Il faut dire que le genre y est assez nouveau. Outre que la femme d’un ministre, qui a été pendant sept ans à la tête des affaires de l’Empire, devait naturellement s’attendre à être plus critiquée qu’une autre, il est certain que le public anglais est moins habitué que le nôtre à cette littérature spéciale des « Souvenirs. » C’est une des choses dont l’étranger nous accorde le monopole. L’entreprise avait de quoi surprendre un public peu accoutumé à ce genre d’écrits. Mme Asquith a le don et le talent d’écrire. Après la chasse à courre, ce qu’elle préfère au monde, c’est la littérature. Elle a même essayé du roman. Le « journal » est la marque de la vocation de l’écrivain, auquel il manque pourtant la faculté de créer. Celui de Margot Asquith, comme il est ordinaire, n’était pas un secret pour quelques amis particuliers. L’auteur l’avait communiqué à Henry James. M. John Morley, cet homme d’un goût si fin, lui écrivait, après une consultation semblable : « Vous m’avez fait un immense plaisir. Votre livre est un exemple brillant de ces études de caractères où la France nous est tellement supérieure. Il ne tiendrait qu’à vous d’être notre Sévigné et, si j’étais un éditeur, je ne manquerais pas de vous offrir la fortune et la gloire. »

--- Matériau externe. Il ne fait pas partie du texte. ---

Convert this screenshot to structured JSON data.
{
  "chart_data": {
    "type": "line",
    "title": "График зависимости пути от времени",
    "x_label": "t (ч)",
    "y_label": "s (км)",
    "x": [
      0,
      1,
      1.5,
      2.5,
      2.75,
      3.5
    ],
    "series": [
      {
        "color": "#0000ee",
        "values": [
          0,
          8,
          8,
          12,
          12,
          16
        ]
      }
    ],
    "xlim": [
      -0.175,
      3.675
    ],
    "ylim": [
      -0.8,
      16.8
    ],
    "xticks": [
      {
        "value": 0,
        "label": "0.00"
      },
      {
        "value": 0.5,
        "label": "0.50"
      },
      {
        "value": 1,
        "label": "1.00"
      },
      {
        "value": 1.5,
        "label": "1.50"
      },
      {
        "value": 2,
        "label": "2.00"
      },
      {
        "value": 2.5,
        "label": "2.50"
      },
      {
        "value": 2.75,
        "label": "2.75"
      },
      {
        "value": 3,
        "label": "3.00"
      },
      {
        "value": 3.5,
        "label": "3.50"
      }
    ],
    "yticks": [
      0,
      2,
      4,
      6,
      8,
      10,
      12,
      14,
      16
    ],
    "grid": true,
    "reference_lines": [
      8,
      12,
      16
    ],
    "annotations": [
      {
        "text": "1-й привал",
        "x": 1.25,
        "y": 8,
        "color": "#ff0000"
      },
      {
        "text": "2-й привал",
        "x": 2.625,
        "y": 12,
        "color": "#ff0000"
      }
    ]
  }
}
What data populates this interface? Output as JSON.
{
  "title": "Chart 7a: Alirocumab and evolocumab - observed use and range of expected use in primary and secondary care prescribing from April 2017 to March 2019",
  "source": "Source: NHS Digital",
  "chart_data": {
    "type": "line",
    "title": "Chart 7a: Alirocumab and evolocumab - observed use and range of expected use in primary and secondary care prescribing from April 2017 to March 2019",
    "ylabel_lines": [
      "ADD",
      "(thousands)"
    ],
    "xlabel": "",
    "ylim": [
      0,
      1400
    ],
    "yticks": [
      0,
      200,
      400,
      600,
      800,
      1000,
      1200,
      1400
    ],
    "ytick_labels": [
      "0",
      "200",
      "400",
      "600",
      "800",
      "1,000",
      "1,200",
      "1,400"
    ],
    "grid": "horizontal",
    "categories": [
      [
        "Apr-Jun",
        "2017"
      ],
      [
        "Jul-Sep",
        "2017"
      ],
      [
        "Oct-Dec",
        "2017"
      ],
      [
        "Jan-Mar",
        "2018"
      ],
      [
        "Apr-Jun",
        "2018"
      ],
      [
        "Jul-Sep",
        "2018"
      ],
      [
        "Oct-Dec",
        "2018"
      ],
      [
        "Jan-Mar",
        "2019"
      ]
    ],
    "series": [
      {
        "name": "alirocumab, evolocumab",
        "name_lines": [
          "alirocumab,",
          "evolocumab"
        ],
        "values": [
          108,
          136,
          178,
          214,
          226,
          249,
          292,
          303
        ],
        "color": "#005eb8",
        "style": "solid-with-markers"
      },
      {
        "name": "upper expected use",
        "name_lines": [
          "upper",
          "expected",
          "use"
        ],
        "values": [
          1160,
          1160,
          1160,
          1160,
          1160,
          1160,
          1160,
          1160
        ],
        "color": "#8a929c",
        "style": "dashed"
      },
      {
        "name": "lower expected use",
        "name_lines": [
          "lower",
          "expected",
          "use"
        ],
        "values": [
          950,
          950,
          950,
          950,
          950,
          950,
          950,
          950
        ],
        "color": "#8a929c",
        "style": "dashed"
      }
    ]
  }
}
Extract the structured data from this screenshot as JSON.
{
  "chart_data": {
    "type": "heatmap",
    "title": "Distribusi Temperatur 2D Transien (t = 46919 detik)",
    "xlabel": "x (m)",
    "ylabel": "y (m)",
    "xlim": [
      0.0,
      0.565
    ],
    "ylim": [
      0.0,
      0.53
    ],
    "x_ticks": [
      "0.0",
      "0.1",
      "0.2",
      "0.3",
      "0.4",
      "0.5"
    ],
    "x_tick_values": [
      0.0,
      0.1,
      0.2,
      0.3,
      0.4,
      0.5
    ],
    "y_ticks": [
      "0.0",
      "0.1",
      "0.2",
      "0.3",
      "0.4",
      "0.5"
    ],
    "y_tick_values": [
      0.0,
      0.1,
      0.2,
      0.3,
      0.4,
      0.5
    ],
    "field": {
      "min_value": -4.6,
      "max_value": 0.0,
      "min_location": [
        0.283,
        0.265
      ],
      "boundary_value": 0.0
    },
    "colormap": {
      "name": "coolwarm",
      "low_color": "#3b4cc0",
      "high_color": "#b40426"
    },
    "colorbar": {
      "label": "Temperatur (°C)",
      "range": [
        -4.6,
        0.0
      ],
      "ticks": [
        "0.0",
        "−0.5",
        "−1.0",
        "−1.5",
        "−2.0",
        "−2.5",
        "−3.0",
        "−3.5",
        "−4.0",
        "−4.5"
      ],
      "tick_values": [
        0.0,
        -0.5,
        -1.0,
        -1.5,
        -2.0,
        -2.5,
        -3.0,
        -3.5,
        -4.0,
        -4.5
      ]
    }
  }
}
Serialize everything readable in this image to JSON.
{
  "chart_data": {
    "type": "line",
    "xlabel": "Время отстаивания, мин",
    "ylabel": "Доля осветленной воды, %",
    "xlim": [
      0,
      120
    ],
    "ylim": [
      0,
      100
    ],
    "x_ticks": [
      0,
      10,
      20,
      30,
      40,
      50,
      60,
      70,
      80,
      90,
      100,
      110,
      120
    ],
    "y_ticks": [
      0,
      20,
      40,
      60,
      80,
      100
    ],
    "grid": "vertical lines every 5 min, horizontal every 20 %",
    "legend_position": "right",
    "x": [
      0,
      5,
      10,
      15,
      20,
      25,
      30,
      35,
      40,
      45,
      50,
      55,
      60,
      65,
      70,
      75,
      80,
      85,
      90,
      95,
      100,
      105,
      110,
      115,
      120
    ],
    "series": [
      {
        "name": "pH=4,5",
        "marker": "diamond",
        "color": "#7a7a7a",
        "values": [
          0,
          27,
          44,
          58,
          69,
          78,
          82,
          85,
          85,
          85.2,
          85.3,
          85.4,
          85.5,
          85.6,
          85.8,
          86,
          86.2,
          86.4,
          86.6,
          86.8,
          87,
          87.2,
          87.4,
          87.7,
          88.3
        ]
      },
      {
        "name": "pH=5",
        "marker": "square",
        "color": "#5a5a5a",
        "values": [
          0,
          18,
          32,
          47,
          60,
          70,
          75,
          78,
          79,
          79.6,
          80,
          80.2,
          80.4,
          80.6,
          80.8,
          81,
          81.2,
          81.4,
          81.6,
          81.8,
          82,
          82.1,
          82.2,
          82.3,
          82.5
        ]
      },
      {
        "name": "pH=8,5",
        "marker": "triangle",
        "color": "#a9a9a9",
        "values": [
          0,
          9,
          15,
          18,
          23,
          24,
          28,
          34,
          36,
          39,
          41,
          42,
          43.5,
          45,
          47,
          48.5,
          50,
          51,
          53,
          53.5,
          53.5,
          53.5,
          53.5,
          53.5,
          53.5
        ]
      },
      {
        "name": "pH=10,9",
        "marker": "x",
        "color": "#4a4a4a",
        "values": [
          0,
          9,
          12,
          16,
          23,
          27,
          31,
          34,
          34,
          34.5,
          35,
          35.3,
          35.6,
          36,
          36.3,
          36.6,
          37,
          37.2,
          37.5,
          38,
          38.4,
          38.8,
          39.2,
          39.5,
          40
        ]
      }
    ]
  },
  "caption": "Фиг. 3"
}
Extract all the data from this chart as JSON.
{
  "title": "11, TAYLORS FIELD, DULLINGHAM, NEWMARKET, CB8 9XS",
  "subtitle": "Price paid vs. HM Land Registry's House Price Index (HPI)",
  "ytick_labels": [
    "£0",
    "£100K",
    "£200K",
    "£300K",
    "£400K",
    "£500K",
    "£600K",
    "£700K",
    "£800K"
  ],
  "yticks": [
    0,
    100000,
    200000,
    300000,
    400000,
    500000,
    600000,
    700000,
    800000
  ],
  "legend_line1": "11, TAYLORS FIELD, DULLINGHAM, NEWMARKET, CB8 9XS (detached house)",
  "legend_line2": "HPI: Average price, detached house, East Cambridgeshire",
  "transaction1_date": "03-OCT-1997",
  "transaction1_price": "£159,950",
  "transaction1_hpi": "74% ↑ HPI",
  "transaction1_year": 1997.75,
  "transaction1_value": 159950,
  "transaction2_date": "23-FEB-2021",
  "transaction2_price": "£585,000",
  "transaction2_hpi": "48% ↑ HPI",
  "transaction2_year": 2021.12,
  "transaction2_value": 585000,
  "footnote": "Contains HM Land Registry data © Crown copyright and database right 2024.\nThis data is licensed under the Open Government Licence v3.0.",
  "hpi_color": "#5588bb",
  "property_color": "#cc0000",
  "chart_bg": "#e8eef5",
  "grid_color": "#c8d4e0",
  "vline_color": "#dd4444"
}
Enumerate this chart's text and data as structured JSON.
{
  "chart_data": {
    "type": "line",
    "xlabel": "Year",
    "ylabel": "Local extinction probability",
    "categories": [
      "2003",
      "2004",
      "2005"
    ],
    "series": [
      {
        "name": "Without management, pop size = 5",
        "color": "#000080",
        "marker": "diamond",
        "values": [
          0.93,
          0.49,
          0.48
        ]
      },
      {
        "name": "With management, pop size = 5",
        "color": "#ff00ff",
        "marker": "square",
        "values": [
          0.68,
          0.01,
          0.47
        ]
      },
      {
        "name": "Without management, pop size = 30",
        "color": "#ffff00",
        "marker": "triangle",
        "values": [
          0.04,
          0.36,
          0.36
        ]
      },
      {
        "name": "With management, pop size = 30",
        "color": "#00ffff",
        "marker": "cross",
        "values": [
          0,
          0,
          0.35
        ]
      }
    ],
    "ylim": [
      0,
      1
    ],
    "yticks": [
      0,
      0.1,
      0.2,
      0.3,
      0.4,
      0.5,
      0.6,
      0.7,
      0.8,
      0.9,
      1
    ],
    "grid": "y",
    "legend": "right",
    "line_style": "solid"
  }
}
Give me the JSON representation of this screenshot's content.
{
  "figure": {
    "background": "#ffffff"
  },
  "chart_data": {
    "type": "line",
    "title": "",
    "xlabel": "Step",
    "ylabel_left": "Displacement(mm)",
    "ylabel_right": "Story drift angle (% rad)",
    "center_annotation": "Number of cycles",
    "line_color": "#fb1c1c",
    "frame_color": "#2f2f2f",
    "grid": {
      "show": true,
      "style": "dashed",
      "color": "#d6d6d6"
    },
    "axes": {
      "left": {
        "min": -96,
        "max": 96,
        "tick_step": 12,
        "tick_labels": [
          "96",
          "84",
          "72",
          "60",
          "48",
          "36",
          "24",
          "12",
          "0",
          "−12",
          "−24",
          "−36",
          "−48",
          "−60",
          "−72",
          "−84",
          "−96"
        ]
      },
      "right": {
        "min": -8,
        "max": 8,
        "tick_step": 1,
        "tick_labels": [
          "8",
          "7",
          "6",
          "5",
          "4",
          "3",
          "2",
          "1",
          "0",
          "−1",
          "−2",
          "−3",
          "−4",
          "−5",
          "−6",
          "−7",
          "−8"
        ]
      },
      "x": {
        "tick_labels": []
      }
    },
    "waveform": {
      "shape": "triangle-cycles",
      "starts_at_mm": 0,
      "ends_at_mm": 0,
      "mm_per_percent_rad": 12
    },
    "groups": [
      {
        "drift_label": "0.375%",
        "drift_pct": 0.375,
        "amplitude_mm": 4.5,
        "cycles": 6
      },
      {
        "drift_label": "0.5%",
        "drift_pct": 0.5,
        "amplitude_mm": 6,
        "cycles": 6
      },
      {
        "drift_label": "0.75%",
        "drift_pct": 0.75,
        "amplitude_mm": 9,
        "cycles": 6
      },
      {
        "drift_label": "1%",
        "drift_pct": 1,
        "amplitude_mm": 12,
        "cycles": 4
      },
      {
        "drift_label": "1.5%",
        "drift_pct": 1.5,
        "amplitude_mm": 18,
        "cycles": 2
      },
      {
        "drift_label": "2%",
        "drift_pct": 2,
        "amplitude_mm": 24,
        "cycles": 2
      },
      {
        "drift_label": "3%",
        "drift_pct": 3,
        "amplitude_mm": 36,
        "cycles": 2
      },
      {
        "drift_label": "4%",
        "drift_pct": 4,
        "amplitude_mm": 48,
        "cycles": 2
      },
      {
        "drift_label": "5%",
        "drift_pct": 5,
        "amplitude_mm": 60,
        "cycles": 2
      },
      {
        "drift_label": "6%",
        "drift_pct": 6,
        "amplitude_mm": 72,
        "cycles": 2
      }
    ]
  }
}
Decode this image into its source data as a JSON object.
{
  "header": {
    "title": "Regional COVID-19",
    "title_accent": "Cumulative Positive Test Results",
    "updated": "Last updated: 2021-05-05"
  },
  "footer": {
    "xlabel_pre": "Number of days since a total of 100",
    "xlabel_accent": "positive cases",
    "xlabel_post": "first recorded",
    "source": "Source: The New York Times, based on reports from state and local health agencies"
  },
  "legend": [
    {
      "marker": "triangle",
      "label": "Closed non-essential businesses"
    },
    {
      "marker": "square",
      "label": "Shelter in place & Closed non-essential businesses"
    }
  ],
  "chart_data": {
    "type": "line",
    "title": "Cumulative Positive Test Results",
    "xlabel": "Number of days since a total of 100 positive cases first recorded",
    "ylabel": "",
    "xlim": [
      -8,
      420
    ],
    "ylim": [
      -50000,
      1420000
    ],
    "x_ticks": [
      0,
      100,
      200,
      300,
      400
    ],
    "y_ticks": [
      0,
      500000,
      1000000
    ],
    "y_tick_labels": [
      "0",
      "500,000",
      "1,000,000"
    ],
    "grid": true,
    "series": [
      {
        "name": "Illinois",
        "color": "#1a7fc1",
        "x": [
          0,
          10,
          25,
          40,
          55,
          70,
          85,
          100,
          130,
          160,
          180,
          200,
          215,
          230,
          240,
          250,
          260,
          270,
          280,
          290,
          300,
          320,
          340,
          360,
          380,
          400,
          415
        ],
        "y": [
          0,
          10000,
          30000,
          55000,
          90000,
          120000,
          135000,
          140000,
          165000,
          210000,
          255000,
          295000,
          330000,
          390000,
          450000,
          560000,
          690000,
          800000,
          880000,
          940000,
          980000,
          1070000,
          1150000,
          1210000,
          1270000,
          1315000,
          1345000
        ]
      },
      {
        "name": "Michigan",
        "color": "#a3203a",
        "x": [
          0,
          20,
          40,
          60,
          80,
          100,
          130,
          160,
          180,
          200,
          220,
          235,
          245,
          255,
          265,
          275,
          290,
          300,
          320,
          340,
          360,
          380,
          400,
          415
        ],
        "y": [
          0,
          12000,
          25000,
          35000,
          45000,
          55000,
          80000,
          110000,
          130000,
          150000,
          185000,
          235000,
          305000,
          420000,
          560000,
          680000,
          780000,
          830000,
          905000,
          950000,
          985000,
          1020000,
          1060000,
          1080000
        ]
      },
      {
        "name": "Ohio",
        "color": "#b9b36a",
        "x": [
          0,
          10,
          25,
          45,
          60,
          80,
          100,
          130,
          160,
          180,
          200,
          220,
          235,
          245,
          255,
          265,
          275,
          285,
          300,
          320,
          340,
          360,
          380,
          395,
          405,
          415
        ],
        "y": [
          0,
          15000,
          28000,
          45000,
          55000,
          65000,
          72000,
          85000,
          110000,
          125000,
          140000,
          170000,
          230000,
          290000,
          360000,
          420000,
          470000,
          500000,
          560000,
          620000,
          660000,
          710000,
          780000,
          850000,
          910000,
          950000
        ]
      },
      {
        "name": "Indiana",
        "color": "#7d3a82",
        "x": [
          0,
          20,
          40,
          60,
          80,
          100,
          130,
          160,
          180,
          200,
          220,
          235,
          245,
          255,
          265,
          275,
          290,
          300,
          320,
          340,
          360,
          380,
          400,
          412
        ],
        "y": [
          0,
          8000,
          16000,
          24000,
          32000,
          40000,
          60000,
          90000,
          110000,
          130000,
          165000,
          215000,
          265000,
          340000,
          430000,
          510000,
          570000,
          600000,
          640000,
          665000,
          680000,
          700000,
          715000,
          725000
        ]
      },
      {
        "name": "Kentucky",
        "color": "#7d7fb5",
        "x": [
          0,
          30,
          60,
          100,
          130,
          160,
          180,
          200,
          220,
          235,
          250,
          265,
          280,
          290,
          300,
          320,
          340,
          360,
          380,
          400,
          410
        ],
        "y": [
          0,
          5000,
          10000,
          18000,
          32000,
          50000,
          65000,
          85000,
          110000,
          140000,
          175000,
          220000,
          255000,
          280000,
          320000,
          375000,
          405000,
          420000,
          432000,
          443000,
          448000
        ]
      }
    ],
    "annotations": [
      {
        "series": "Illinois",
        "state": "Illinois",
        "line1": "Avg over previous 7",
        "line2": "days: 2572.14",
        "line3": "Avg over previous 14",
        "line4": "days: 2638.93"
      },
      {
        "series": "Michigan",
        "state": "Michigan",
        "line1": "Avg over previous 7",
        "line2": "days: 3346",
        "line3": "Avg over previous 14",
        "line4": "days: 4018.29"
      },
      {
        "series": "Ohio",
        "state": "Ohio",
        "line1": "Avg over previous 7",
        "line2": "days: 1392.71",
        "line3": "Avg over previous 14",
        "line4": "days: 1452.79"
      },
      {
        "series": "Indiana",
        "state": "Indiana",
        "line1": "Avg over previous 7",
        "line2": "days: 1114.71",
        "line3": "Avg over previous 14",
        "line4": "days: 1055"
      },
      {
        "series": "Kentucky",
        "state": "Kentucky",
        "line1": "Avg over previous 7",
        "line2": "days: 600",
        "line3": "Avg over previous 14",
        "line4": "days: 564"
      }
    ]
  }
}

Il faut, dans ces jugements, faire la part de l’amitié. On est cependant surpris que M. John Morley n’ait pas fait une remarque essentielle. Beaucoup de femmes chez nous ont écrit leurs Souvenirs : on n’en voit guère (hormis certaines professionnelles) qui les aient publiés de leur vivant. Nous sommes moins délicats aujourd’hui. La vie est devenue plus brutale et plus dure. Je pense que l’autour s’est résigné sans trop de peine à choquer l’opinion.